Turkey slaps advertising ban on Twitter, Pinterest
Turkey on Tuesday slapped advertising bans on Twitter, Periscope and Pinterest over their non-compliance with a controversial new law that requires social media platforms to appoint legal representatives in the country.
The law—which human rights and media freedom groups say amounts to censorship—forces social media companies to maintain representatives in Turkey to deal with complaints about content on their platforms.
Companies that refuse to designate an official representative are subjected to fines, followed by advertising bans and could face bandwidth reductions that would make their platforms too slow to use. The ban is on selling online space for ads, which is what many social media companies make their money from.
Facebook avoided the advertising ban after it announced Monday that it had begun the process of assigning a legal entity in Turkey, joining LinkedIn, YouTube, TikTok, Dailymotion and the Russian social media site VKontakte, which have agreed to set up legal entities in Turkey.
"We hope that Twitter and Pinterest which have still not announced their representatives will rapidly take the necessary steps," said Omer Fatih Sayan, the deputy minister in charge of communications and infrastructure, after the advertising bans for Twitter, it's live video-streaming app, Periscope and on the image sharing network, Pinterest, were announced on Turkey's Official Gazette.
Sayan added: "It is our last wish to impose bandwidth reductions for social networks that insist on not complying with their obligations."
There was no immediate comment from Twitter and Pinterest over the advertising ban.
Under the law that came into effect in October, the local representative of social media companies would be tasked with responding to individual requests to take down content violating privacy and personal rights within 48 hours or to provide grounds for rejection. The company would be held liable for damages if the content is not removed or blocked within 24 hours.

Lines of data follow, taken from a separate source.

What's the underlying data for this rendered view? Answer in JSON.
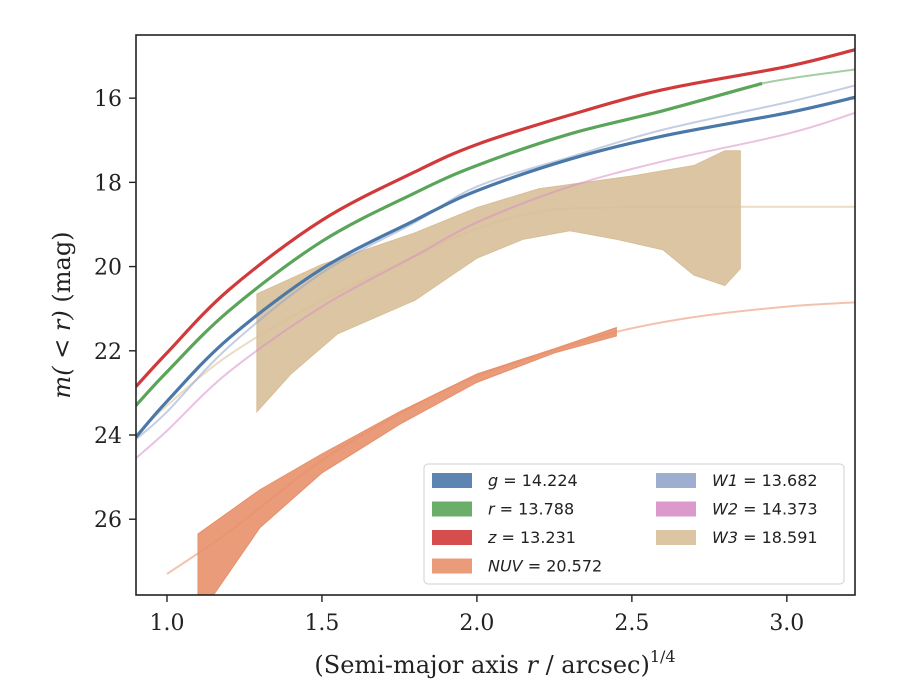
{
  "chart_data": {
    "type": "line",
    "title": "",
    "xlabel": "(Semi-major axis r / arcsec)",
    "xlabel_prefix": "(Semi-major axis ",
    "xlabel_var": "r",
    "xlabel_suffix": " / arcsec)",
    "xlabel_sup": "1/4",
    "ylabel": "m(< r) (mag)",
    "ylabel_math": "m( < r)",
    "ylabel_unit": " (mag)",
    "xlim": [
      0.9,
      3.22
    ],
    "ylim": [
      27.8,
      14.5
    ],
    "y_inverted": true,
    "xticks": [
      1.0,
      1.5,
      2.0,
      2.5,
      3.0
    ],
    "xtick_labels": [
      "1.0",
      "1.5",
      "2.0",
      "2.5",
      "3.0"
    ],
    "yticks": [
      16,
      18,
      20,
      22,
      24,
      26
    ],
    "ytick_labels": [
      "16",
      "18",
      "20",
      "22",
      "24",
      "26"
    ],
    "grid": false,
    "legend_position": "lower-right",
    "series": [
      {
        "name": "g",
        "label_value": "14.224",
        "color": "#4a78a8",
        "curve": [
          [
            0.9,
            24.05
          ],
          [
            1.0,
            23.2
          ],
          [
            1.2,
            21.7
          ],
          [
            1.5,
            20.05
          ],
          [
            1.8,
            18.9
          ],
          [
            2.0,
            18.2
          ],
          [
            2.3,
            17.45
          ],
          [
            2.6,
            16.9
          ],
          [
            3.0,
            16.35
          ],
          [
            3.22,
            15.98
          ]
        ],
        "measured_until": 3.22
      },
      {
        "name": "r",
        "label_value": "13.788",
        "color": "#5aa55a",
        "curve": [
          [
            0.9,
            23.3
          ],
          [
            1.0,
            22.5
          ],
          [
            1.2,
            21.05
          ],
          [
            1.5,
            19.4
          ],
          [
            1.8,
            18.25
          ],
          [
            2.0,
            17.6
          ],
          [
            2.3,
            16.85
          ],
          [
            2.6,
            16.3
          ],
          [
            2.92,
            15.65
          ],
          [
            3.22,
            15.32
          ]
        ],
        "measured_until": 2.92
      },
      {
        "name": "z",
        "label_value": "13.231",
        "color": "#d03a3a",
        "curve": [
          [
            0.9,
            22.85
          ],
          [
            1.0,
            22.05
          ],
          [
            1.2,
            20.55
          ],
          [
            1.5,
            18.9
          ],
          [
            1.8,
            17.75
          ],
          [
            2.0,
            17.1
          ],
          [
            2.3,
            16.4
          ],
          [
            2.6,
            15.8
          ],
          [
            3.0,
            15.25
          ],
          [
            3.22,
            14.85
          ]
        ],
        "measured_until": 3.22
      },
      {
        "name": "NUV",
        "label_value": "20.572",
        "color": "#e8906a",
        "curve": [
          [
            1.0,
            27.3
          ],
          [
            1.2,
            26.3
          ],
          [
            1.5,
            24.6
          ],
          [
            1.8,
            23.3
          ],
          [
            2.0,
            22.6
          ],
          [
            2.2,
            22.1
          ],
          [
            2.45,
            21.55
          ],
          [
            2.7,
            21.2
          ],
          [
            3.0,
            20.95
          ],
          [
            3.22,
            20.85
          ]
        ],
        "band_upper": [
          [
            1.1,
            26.35
          ],
          [
            1.3,
            25.3
          ],
          [
            1.5,
            24.45
          ],
          [
            1.75,
            23.45
          ],
          [
            2.0,
            22.55
          ],
          [
            2.25,
            21.95
          ],
          [
            2.45,
            21.45
          ]
        ],
        "band_lower": [
          [
            1.1,
            27.8
          ],
          [
            1.15,
            27.8
          ],
          [
            1.3,
            26.2
          ],
          [
            1.5,
            24.9
          ],
          [
            1.75,
            23.75
          ],
          [
            2.0,
            22.75
          ],
          [
            2.25,
            22.05
          ],
          [
            2.45,
            21.65
          ]
        ]
      },
      {
        "name": "W1",
        "label_value": "13.682",
        "color": "#93a5cc",
        "curve": [
          [
            0.9,
            24.1
          ],
          [
            1.0,
            23.45
          ],
          [
            1.2,
            21.9
          ],
          [
            1.5,
            20.15
          ],
          [
            1.8,
            18.95
          ],
          [
            2.0,
            18.1
          ],
          [
            2.3,
            17.4
          ],
          [
            2.6,
            16.75
          ],
          [
            3.0,
            16.1
          ],
          [
            3.22,
            15.7
          ]
        ]
      },
      {
        "name": "W2",
        "label_value": "14.373",
        "color": "#d88ec6",
        "curve": [
          [
            0.9,
            24.55
          ],
          [
            1.0,
            23.9
          ],
          [
            1.2,
            22.5
          ],
          [
            1.5,
            20.95
          ],
          [
            1.8,
            19.75
          ],
          [
            2.0,
            18.95
          ],
          [
            2.3,
            18.1
          ],
          [
            2.6,
            17.5
          ],
          [
            3.0,
            16.85
          ],
          [
            3.22,
            16.35
          ]
        ]
      },
      {
        "name": "W3",
        "label_value": "18.591",
        "color": "#d8bf98",
        "curve": [
          [
            0.9,
            24.0
          ],
          [
            1.0,
            23.3
          ],
          [
            1.2,
            22.1
          ],
          [
            1.5,
            20.8
          ],
          [
            1.8,
            19.75
          ],
          [
            2.0,
            19.1
          ],
          [
            2.2,
            18.7
          ],
          [
            2.4,
            18.6
          ],
          [
            2.8,
            18.58
          ],
          [
            3.22,
            18.58
          ]
        ],
        "band_upper": [
          [
            1.29,
            20.65
          ],
          [
            1.5,
            19.95
          ],
          [
            1.8,
            19.2
          ],
          [
            2.0,
            18.6
          ],
          [
            2.2,
            18.15
          ],
          [
            2.5,
            17.85
          ],
          [
            2.7,
            17.6
          ],
          [
            2.8,
            17.25
          ],
          [
            2.85,
            17.25
          ],
          [
            2.85,
            20.05
          ]
        ],
        "band_lower": [
          [
            1.29,
            23.45
          ],
          [
            1.4,
            22.55
          ],
          [
            1.55,
            21.6
          ],
          [
            1.8,
            20.8
          ],
          [
            1.92,
            20.2
          ],
          [
            2.0,
            19.8
          ],
          [
            2.15,
            19.35
          ],
          [
            2.3,
            19.15
          ],
          [
            2.45,
            19.35
          ],
          [
            2.6,
            19.6
          ],
          [
            2.7,
            20.2
          ],
          [
            2.8,
            20.45
          ]
        ]
      }
    ]
  }
}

The law also requires social media data to be stored in Turkey, raising concerns in a country where the government has a track record of clamping down on free speech.
Rights groups have said the decision by international tech companies to bow to Turkish pressure and appoint representatives would lead to censorship and violations of the right to privacy and access to information in a country where independent media is severely curtailed. The Freedom of Expression Association says more than 450,000 domains and 42,000 tweets have been blocked in Turkey since October.